They Don't Make Jeeps Like That Anymore
My father loved Jeeps. He was enlisted in the British Army
in WWII when he saw his first Willys Jeep in North Africa.
It was an instant love affair.
He and an army friend found an abandoned Jeep in the desert
and spent half the night digging out sand so they could drive it into the hole
and the rest of the night covering it up. Exactly how they planned to get
`their' Jeep back to Britain
was never finalized because the next morning the whole unit was given its marching
orders, and they had to abandon the prize. For all I know it's still there.
Through the years my father went through a number of cars –
with one proviso. They had to be big, they had to be American. For a long time
he enjoyed possession of a Packard Sedan, which he painted red and yellow just
to make it a little more conspicuous. But he longed for a real Willys Jeep, and
finally, in the early 60s, he got one. He found it sitting in a boatyard in Scotland,
along with a lot of WWII motor torpedo boats. He bought one of those as well.
The man never could resist a postwar bargain.
We were living in Scotland
at the time and the Jeep was an asset on some very rugged terrain. Once we sat
it out in a snowstorm on top of the Pennine Mountains, the inhospitable border
range between Britain and Scotland. Were we warm and cozy in our Jeep?
Certainly not.
It looked like a vehicle built to take it on the chin. Short
wheel based, rugged and often snarly, we called it
Cagney. My father said it had a crash gearbox, which I thought meant the noise
it made.
Since I was by now of an age to learn to drive, Dad decided
to start teaching me to drive the Jeep. In my light and inexperienced hands, it
felt like driving a pile of rocks. Always a little stubborn in the gears, it required
putting my whole weight and my foot behind the gear stick to get it into first.
There was a disused football pitch nearby, overgrown with
weeds. Dad thought this would be a perfect place for me to learn to handle the
Jeep, since there was nothing in the field except the goal posts, still
standing forlornly in the uncut grass of the pitch.
``You can't do any damage here," he assured me.
I drove round and round the field, fighting with the gearbox
until he was satisfied that I could steer it a forward direction.
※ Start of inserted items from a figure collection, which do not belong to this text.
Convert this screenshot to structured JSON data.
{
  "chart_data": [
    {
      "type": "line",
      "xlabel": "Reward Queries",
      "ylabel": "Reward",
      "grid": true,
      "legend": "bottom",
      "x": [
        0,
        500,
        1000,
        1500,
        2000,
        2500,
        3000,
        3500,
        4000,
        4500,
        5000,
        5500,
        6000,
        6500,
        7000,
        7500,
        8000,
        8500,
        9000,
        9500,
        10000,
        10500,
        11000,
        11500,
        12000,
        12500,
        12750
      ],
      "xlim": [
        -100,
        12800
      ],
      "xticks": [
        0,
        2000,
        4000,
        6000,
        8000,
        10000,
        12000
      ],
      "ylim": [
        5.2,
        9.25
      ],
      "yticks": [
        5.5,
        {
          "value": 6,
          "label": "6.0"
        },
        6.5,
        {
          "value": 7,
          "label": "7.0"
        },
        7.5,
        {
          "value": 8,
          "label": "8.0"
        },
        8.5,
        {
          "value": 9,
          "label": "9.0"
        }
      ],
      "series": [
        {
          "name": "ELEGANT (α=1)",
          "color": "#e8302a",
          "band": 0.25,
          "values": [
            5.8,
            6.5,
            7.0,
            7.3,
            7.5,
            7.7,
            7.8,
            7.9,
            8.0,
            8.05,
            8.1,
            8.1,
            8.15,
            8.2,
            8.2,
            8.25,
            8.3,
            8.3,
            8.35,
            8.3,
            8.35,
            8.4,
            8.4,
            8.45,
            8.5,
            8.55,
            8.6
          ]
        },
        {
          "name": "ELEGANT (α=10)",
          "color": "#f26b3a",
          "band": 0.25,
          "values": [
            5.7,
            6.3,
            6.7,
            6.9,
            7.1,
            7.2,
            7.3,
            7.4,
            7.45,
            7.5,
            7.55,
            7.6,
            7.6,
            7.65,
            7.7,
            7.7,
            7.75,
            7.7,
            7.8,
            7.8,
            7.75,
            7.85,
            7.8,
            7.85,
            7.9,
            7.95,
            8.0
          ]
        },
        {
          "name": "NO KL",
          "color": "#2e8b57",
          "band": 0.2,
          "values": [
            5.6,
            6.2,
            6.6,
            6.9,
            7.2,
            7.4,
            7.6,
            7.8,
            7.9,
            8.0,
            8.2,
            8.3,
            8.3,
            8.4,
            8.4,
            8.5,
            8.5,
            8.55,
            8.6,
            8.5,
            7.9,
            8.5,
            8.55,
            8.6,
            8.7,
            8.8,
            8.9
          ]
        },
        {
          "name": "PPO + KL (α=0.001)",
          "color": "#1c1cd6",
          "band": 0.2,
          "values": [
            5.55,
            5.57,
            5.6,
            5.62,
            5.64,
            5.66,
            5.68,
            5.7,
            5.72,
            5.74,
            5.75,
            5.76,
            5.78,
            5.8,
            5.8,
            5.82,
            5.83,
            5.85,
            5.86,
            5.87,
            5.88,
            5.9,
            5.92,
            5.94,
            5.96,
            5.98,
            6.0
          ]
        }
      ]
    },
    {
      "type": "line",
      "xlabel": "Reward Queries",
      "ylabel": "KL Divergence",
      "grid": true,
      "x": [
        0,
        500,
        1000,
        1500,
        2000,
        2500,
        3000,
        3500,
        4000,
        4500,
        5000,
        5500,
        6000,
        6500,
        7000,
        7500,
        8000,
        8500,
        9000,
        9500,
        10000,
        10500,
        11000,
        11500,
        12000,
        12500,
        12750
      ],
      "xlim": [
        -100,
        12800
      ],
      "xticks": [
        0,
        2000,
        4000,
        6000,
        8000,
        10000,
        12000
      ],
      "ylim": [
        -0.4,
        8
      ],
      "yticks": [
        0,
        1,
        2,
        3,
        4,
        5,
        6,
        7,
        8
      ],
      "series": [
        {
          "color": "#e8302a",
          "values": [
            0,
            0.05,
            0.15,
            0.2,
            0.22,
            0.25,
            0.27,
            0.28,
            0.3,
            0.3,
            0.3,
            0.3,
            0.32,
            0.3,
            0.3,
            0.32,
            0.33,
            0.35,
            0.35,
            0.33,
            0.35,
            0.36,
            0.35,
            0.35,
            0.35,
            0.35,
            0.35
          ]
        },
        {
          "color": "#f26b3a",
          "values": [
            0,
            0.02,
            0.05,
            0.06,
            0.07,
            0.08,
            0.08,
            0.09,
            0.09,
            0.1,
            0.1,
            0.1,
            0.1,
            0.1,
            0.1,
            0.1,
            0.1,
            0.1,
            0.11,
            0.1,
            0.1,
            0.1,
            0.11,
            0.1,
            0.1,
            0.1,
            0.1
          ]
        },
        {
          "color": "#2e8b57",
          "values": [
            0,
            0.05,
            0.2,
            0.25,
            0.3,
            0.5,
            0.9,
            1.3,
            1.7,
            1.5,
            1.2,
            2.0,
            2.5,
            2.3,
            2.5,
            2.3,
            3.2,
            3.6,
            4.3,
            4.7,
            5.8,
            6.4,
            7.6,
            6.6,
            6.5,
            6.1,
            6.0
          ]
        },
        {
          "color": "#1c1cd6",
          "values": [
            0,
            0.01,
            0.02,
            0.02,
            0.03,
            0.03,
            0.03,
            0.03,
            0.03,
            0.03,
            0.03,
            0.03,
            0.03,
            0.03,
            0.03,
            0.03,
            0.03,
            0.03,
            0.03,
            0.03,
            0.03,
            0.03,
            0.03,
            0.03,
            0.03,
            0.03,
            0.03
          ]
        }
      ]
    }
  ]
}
Then, using
the goal posts, he started teaching me to reverse and park.
He wanted me to back up to the goalposts and park neatly
along side of them as if they were an entrance or another car.
I did my best, struggling with the recalcitrant steering,
and trying to see through the side mirrors while I fought with the gear stick. В Cagney had decided to jump out of reverse,
just to spite me, so I grabbed the gear stick with both hands, temporarily
abandoning the steering, to hold it in place.
I got one hand back on the steering wheel, and hit the
accelerator. The wheels spun madly in the long grass, but the Jeep didn't move.
Cursing at the gear stick, I rammed it into reverse again and hung onto it as I
accelerated again. Still no movement.
``I can't back up," I yelled at my father, who was watching
me, puffing on his pipe with a bemused look on his face. ``It won't move!"
Dad took his pipe out of his mouth and grinned. ``I'm not
surprised," he said. ``You've backed into the goalpost."
They don't make goalposts like that anymore, either.